If not, what’s the best infra setup to get it to respond faster?
Created a dashboard to load logs but facing performance problems like loading more than 2-3 days logs onto the dashboard.
Loaded 3 days logs on the dashboard. It took around 60-120secs and the total bytes were processed for about 1GB with total number rows 949997
So you are trying to load around a million of 1KB logs into Grafana dashboard? It is likely Grafana will eat all the available RAM and CPU for displaying such big amounts of logs. Why do you need loading a million of logs into Grafana dashboard? A typical human can investigate at most a few hundreds of 1KB logs, and this will take at least 5 minutes. It will take many years in order to investigate a million of logs by a typical human.
Probably, you need to look at some aggregates over a million of logs. For example, the number of logs grouped by some field, so the total number of displayed logs in Grafana is less than 100.
If you try saving a million of logs from Loki into file for further processing by some external tool, then this is quite frequent case. Loki limits the number of returned logs to 100 by default according to these docs (see the default value for limit arg).

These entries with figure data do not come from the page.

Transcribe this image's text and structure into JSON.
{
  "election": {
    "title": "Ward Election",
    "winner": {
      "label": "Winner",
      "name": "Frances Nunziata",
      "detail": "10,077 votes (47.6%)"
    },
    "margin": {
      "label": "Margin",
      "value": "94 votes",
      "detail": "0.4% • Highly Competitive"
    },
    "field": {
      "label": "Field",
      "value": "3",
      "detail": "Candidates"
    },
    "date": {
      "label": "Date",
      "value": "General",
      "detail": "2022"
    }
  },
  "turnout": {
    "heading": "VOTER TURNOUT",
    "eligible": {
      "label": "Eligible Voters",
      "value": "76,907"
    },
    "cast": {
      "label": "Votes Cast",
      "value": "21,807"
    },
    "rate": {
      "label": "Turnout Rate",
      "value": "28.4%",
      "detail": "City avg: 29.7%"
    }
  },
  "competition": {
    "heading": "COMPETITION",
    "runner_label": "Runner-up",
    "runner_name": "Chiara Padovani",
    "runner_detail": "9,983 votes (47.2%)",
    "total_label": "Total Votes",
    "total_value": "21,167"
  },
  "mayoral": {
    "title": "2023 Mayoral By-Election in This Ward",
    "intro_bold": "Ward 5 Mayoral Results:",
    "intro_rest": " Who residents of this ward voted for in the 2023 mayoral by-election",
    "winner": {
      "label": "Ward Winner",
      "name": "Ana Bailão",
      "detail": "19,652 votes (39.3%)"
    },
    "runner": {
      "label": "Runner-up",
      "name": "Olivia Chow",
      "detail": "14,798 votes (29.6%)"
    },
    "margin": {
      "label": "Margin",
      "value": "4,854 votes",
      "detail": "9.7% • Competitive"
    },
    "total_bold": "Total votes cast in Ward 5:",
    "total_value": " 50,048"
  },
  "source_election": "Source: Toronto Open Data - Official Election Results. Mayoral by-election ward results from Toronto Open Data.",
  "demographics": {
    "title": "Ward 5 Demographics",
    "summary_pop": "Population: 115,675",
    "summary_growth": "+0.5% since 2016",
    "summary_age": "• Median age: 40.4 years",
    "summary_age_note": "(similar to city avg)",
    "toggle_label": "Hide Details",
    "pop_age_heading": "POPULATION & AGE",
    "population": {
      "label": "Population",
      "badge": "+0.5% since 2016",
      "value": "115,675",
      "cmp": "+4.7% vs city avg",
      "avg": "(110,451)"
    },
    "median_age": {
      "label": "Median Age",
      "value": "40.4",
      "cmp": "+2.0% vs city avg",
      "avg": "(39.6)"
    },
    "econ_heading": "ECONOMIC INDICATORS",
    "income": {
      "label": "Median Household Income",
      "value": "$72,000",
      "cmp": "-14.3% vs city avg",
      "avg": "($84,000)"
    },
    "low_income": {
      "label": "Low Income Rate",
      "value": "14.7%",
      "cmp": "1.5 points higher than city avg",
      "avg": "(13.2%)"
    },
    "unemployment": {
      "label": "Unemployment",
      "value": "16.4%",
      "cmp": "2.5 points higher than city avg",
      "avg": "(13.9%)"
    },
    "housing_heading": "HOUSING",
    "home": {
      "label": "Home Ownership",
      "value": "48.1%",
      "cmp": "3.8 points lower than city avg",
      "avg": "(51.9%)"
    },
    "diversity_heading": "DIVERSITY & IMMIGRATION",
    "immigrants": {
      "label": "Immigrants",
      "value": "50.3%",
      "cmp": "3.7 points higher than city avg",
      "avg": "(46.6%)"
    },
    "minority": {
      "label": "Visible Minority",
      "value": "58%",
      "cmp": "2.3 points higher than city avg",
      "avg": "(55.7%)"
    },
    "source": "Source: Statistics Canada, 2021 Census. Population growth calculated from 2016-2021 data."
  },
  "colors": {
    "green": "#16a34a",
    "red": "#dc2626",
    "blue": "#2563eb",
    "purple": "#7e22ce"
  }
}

If you’ll try setting the limit to a million, it is likely Loki won’t process the query because of lack of RAM and/or CPU So Loki isn’t suitable for exporting large volumes of logs, which match some filter. I’d recommend trying VictoriaLogs for this task. It supports exporting arbitrary number of matching logs in a single query, and it doesn’t need a lot of RAM / CPU for this. See these docs for details.